We’ve all done it — played with fire — or something equally thrilling and frightening. First kiss. First drink. First puff. Rites of passage. It’s the dawning of the unknown, a corner turned abruptly from childhood to adulthood.
It’s a moment in time, this transition, and it’s one captured in Frank Murtaugh’s debut novel Trey’s Company from Jackson, Mississippi-based publisher Sartoris Literary Group.
Trey Milligan is 13 years old in the summer of 1982, three months that will change him and his world irrevocably. He and his little sister Libby have a tradition of the season spent with their widowed grandmother outside Cleveland, Tennessee, far from their parents in California. The Milligans have traveled around; the parents, who remain distant and unseen throughout the story, are professional academics. But Trey feels most at home among the gently rolling hills of his grandmother’s neighborhood with its meandering creek, adjacent trailer park, and driveway basketball hoops.
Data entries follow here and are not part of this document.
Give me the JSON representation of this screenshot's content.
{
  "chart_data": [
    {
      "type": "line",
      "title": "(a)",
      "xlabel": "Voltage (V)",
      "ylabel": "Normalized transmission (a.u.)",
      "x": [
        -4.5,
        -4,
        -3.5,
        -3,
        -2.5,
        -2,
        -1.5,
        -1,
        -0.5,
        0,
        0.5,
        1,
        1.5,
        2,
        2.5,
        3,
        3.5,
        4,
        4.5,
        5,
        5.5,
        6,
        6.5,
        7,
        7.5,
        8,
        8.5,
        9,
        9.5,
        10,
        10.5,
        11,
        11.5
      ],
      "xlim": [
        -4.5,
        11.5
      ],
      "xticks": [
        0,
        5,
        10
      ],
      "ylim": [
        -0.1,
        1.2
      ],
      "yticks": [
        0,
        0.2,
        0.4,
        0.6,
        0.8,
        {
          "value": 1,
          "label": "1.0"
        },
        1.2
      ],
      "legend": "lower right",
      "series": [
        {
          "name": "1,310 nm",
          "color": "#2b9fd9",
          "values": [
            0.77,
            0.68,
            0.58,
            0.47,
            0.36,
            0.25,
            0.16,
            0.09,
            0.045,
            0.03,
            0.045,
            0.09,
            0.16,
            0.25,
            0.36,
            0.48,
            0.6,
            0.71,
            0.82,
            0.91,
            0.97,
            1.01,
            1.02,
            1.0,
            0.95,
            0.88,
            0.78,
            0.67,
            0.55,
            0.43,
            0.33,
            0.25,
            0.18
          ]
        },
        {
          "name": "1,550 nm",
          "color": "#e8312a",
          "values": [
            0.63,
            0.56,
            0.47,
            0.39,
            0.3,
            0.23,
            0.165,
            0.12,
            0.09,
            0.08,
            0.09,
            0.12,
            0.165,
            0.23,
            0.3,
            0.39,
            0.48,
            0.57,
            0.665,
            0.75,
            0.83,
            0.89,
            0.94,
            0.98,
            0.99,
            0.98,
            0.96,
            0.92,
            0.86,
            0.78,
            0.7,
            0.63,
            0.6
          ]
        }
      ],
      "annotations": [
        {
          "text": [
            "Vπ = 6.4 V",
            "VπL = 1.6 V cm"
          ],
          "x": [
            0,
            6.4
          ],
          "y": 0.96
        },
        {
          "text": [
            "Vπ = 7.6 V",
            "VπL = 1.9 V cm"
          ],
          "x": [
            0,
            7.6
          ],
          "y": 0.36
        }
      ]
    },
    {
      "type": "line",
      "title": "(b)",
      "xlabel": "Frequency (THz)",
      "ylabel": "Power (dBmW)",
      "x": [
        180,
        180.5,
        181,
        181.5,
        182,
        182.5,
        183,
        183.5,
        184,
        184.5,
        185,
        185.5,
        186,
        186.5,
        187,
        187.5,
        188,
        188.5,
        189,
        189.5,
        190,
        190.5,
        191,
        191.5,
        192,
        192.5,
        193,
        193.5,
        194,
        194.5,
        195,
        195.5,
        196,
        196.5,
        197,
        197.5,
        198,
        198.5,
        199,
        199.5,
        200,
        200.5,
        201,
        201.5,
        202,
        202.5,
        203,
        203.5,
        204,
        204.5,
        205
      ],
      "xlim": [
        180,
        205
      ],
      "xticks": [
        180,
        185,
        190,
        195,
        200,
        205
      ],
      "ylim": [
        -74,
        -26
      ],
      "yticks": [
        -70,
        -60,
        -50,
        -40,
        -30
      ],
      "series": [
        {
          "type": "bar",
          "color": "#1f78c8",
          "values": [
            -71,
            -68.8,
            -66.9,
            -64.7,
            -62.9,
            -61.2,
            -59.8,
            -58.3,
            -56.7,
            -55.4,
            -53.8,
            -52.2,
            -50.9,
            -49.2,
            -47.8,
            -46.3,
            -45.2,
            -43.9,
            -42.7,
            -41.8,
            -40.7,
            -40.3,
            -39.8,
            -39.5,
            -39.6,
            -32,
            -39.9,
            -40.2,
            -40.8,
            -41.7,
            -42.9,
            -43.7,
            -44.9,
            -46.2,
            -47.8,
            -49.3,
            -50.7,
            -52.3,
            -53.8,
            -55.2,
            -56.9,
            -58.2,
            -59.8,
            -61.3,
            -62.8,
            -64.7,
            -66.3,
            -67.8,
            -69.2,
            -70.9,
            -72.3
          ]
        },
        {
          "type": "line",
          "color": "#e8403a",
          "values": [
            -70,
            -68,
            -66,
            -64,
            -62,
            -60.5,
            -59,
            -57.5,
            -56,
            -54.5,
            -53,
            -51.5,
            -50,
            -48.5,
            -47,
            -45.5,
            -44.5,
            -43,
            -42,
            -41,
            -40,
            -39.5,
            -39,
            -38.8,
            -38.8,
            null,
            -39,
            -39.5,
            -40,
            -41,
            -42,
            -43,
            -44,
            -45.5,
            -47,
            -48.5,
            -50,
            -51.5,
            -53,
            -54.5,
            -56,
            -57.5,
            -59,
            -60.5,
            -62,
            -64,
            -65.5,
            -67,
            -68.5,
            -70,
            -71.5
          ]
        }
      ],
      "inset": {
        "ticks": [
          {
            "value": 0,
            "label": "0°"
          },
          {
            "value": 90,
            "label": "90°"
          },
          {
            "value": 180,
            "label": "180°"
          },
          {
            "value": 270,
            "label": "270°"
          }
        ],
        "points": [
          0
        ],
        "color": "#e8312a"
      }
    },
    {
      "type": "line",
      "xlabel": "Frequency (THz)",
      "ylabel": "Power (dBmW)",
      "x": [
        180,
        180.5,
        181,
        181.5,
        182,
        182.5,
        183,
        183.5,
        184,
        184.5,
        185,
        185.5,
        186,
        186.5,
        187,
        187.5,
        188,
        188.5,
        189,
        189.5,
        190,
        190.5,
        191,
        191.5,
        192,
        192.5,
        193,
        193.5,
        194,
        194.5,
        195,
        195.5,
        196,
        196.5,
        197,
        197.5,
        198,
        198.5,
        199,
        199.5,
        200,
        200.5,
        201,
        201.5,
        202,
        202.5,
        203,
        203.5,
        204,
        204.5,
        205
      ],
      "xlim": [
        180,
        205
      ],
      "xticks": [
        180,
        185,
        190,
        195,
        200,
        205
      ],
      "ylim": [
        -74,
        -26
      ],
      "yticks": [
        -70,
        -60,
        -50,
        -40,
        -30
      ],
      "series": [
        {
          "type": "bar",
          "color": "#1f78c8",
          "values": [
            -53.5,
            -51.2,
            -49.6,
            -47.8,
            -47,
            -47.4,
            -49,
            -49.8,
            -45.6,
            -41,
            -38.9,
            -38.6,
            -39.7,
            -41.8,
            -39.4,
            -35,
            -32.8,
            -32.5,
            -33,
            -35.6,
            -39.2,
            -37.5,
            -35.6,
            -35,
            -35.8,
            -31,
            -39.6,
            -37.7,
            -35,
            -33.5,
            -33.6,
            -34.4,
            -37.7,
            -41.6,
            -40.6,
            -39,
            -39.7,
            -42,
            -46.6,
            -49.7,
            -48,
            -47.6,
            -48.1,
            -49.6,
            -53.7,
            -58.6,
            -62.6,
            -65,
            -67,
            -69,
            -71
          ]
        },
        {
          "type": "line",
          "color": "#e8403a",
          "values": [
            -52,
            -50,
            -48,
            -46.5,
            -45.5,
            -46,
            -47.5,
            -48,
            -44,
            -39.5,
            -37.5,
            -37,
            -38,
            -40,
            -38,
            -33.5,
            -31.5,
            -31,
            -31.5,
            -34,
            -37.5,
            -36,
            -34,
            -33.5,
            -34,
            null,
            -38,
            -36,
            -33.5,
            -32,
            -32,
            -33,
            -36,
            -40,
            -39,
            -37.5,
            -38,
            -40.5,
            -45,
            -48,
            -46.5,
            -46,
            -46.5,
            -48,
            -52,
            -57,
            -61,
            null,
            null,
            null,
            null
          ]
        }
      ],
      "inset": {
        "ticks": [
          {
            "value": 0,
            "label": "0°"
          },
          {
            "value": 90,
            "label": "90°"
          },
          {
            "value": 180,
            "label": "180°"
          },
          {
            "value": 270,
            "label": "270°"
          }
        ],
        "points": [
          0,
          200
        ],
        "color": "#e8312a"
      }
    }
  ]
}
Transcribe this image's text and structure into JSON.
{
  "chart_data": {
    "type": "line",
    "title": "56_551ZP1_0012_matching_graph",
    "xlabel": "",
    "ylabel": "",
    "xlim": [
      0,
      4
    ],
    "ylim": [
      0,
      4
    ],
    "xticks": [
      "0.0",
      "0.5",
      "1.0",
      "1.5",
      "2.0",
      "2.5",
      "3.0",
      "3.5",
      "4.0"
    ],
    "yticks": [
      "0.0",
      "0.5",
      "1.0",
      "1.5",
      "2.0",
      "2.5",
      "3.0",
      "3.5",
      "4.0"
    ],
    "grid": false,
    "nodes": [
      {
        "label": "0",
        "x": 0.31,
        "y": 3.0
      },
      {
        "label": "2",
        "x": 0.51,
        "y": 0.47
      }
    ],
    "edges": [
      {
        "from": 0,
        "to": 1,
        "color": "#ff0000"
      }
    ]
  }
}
It’s the home of some of his dearest friends as well — Devon, Larry, Arline, and Wendy. Wendy. We all have that someone in our lives who lit a fire in our hearts for the first time and changed who we are for good, and for young Trey Milligan, that someone is Wendy.
To understand Frank Murtaugh, the man, is to know that he moves through his days with his very own Holy Trinity: family, baseball, KISS. And Murtaugh the novelist clearly had this trinity at his elbow as he wrote Trey’s Company. The warm nostalgia of family and a ballgame on the television are folded into every chapter; the ideals of Americana, just a neighboring porch away in Gran’s neighborhood.
Baseball is a constant with Trey — his team, as is his creator’s, is the St. Louis Cardinals — and he collects rookie cards and spends hours pitching a rubber ball to himself off the backyard deck (a baseball stadium of his own imagining). He and Libby visit Gran’s sister in her retirement home, the very idea a nightmare for some kids, but the Milligan siblings adore all contact with family, even when that family is a racist uncle who has a way with horses.
So there is Murtaugh’s trinity save for KISS. While the theatrical hard-rock quartet doesn’t make an appearance in the novel, the shadowy evil their shows portend does as the author rains hellfire (and actual fire) down upon his characters. The summer of 1982 is the axis upon which life turns, and it is through loss and fear and death that Murtaugh evokes the change of season for Trey, his Everyboy. Heaped upon a first kiss, a first date, and the milestone of glimpsing an older woman in bra and panties, there is the unknowable loss of someone close and a brush with tragedy and the law that shakes this 13-year-old to the core.
In the end, we wish Trey’s childhood could go on indefinitely, just as we wish all childhood might. If not an actual stunting of age, then the innocence that accompanies those magical years. A time when we might not know of death so close, of racist uncles, of fear and pedophiles and the heat from the fire of adulthood.
If that Peter Pan wish can’t come true, then we’ll wish to travel those rolling neighborhood streets with friends who will help see us through. “Choose the people you let in, Trey,” Geraldine, the ice cream lady and neighborhood sage, says. “Choose them very carefully. They’ll help you pave your path.”